At a press conference on October 24th Higgins pinpointed to the need for additional advancements in health information technology as critical step in this fight. Kennedy outlined a series of prescription drug reforms he introduced called the “Michael David Israel Laws” – named for a young Western New Yorker who lost his life after his battle with prescription drug addiction.
Senator Kennedy has introduced the Michael David Israel Laws as four separate bills which together represent a comprehensive approach to addressing the prescription drug abuse epidemic. The new bills target training for health practitioners, patient access to information, addiction transition and reform to the controlled substance abuse registry.
- Doctor’s Training Law – Doctors, nurse practitioners and pharmacists would be required to complete three hours of continuing education each year on the impacts and warning signs of addiction, as well as methods to migrate patients from addictive drugs to lower-risk solutions.

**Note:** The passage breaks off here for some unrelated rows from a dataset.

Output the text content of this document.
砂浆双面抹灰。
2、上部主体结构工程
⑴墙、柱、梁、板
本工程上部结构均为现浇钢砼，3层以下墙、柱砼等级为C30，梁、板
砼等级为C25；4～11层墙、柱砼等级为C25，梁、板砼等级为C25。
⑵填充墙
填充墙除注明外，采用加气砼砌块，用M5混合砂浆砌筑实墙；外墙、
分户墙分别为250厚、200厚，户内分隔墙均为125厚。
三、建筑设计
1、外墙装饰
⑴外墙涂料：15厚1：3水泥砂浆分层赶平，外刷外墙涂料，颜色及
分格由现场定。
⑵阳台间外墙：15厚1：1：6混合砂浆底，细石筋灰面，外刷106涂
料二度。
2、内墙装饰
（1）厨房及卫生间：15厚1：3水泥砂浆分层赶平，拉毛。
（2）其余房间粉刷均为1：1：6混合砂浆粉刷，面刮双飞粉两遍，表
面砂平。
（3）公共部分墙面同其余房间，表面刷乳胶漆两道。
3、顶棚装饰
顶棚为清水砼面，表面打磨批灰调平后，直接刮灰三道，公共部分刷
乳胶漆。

- Patient Information Act – Before prescribing any opiate analgesics or psychotropic drugs, doctors and pharmacists would be required to make patients aware of the dangers and risks of addiction and to provide them with information about coping with addiction and local resources available for help.
- Addiction Transition Law – The Department of Health (DOH) would be required to promulgate recommendations for prescribers to transition patients from highly addictive pharmaceuticals to lower-risk pain management solutions.
- Controlled Substance Registry Reform Act – DOH will be required to develop a “real-time” reporting system for the controlled substance registry. Both doctors and pharmacists will be granted access to the controlled substance registry, and they will be required to check the registry for indicators of abuse or addiction prior to writing or filling a prescription. DOH will also develop a system of penalties for failing to check the registry.
Congressman Higgins has been an avid supporter of electronic medical record implementation as a means for health professionals to better exchange patient information, avoid medical errors and generally encourage better outcomes. In a 2009 survey of 11 countries only 46% of U.S. doctors use electronic medical records compared to over 90% in Australia, Italy, the Netherlands, New Zealand, Norway, Sweden & the UK. Higgins says this nation should take swift action toward comprehensive health IT implementation.